It's a troubling April down on the Delta, where the river is rising, and the blood too. "The crape myrtle's been out a week," says the genteel Mrs. Critchfeld. "I always start to wear white when the crape myrtle's out." Her daughter, however, worries she may never wear get to wear white and toss a bouquet. One of Tennessee Williams's high-strung beauties who are half spinster, half sexpot, Heavenly Critchfield is sleeping with the virile, shiftless Dick but tempted by the rich, repressed Arthur (a nice reversal of the traditional dilemma). The quartet of restive youth is completed by the librarian Hertha Neilson, "the most sensitive and intelligent person in Port Arthur, Mississippi", where teenagers she catches necking in the stacks laugh at her and call her an old maid.

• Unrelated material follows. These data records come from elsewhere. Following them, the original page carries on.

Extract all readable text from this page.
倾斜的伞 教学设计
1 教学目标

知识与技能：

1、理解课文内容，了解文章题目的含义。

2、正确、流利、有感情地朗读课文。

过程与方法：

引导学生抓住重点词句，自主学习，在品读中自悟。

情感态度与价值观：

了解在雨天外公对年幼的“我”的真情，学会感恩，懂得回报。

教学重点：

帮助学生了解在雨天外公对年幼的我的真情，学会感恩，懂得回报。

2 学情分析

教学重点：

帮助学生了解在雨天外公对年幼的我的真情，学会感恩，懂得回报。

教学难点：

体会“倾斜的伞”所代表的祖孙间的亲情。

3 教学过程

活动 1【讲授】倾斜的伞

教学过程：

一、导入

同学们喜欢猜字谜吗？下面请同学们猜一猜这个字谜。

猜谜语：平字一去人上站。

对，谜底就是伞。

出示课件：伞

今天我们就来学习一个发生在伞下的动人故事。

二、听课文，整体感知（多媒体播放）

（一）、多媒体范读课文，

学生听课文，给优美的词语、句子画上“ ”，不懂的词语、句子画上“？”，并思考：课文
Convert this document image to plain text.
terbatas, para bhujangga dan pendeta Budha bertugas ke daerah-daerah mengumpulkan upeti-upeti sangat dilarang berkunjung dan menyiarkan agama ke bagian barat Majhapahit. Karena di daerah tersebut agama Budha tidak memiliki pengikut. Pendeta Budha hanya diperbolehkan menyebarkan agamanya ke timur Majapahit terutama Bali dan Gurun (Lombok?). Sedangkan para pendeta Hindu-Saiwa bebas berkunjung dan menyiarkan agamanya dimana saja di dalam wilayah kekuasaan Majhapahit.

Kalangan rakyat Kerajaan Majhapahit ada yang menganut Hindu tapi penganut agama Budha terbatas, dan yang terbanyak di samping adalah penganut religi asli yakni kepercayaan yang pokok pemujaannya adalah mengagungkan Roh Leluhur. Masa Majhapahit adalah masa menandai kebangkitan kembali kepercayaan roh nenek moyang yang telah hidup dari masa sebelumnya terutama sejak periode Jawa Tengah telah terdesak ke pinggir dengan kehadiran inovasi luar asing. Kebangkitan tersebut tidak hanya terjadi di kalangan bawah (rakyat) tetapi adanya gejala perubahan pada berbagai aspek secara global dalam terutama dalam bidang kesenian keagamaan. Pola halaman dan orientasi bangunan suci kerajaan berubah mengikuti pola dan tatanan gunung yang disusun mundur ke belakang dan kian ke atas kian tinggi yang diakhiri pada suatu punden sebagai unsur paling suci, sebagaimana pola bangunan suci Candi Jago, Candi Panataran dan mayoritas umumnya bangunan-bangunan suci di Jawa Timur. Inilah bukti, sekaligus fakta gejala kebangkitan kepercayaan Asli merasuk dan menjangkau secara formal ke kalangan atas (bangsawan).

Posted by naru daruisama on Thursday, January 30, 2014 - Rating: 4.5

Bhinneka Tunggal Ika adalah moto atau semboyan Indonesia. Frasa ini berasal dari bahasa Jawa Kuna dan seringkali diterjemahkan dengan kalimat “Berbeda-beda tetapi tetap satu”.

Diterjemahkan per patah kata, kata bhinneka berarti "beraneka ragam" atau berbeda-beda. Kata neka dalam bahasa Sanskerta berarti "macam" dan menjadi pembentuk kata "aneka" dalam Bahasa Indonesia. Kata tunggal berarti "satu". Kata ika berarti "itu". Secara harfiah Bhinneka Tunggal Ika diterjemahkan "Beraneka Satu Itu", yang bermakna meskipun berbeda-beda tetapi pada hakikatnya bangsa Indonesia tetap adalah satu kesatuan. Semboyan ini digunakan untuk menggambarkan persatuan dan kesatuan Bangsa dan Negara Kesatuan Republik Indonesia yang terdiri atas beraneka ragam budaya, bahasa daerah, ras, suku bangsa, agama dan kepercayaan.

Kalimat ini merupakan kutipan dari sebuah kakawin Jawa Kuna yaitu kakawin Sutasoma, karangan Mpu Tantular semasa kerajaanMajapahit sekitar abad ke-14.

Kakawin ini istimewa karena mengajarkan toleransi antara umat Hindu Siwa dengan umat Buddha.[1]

Laurie Sansom's sensitive production, with actors for whom the parts seem to have been written, is the first in this country of this early play, which Williams wrote in 1937, when he was 26. Dick is his idol, Arthur his avatar, the poor little rich boy called a sissy because he preferred reading The Wizard of Oz to playing rough games. The bullied child is still alive in Arthur, as is Heavenly's mocking laughter, which will not die, he says, "till I possess her". Their garden games are presided over by a tiny statue of Eros – "the biggest god", says Arthur, "of them all".
The smashed clapboard house on Sara Perks's wonderful set could be the one that flattened the Wicked Witch of the East. Its tilted roof becomes a hill that the lovers climb to get away from the pettiness of a town where Hertha's kindly superiors "take every precaution to make sure I don't forget my social limitations". Williams's dialogue is full of such drawling music that slaps its penultimate syllable against your ear like lazy river water on the side of a weathered boat. It's treated very kindly by the female cast, who convey, without overemphasis, the Southern air of ostentatious languishing. Michael Malarkey's Arthur struggles so painfully with his feelings and fears that we pity him even when these lead him to assert his manhood with an act of cruelty to Hertha. Though Mrs Critchfield, an early sketch for Amanda Wingfield in The Glass Menagerie, lacks that character's intensity, Jacqueline King – always a welcome presence – gives the role plenty of fretful desperation beneath the matronly briskness.
Best of all is Liz White, angelically pretty (what a figure!) and visibly buffeted by passions for love and respectability, her body seeming clenched even when twirling and her gentle reproach – "You take the greatest delight in gettin' me aggravated"– a teasing invitation to come on and aggravate her some more. Alternating with the same cast in Eugene O'Neill's early Beyond the Horizon (another conflict between two men, a woman, and a puritanical town), this is imaginative programming that deserves a wider audience.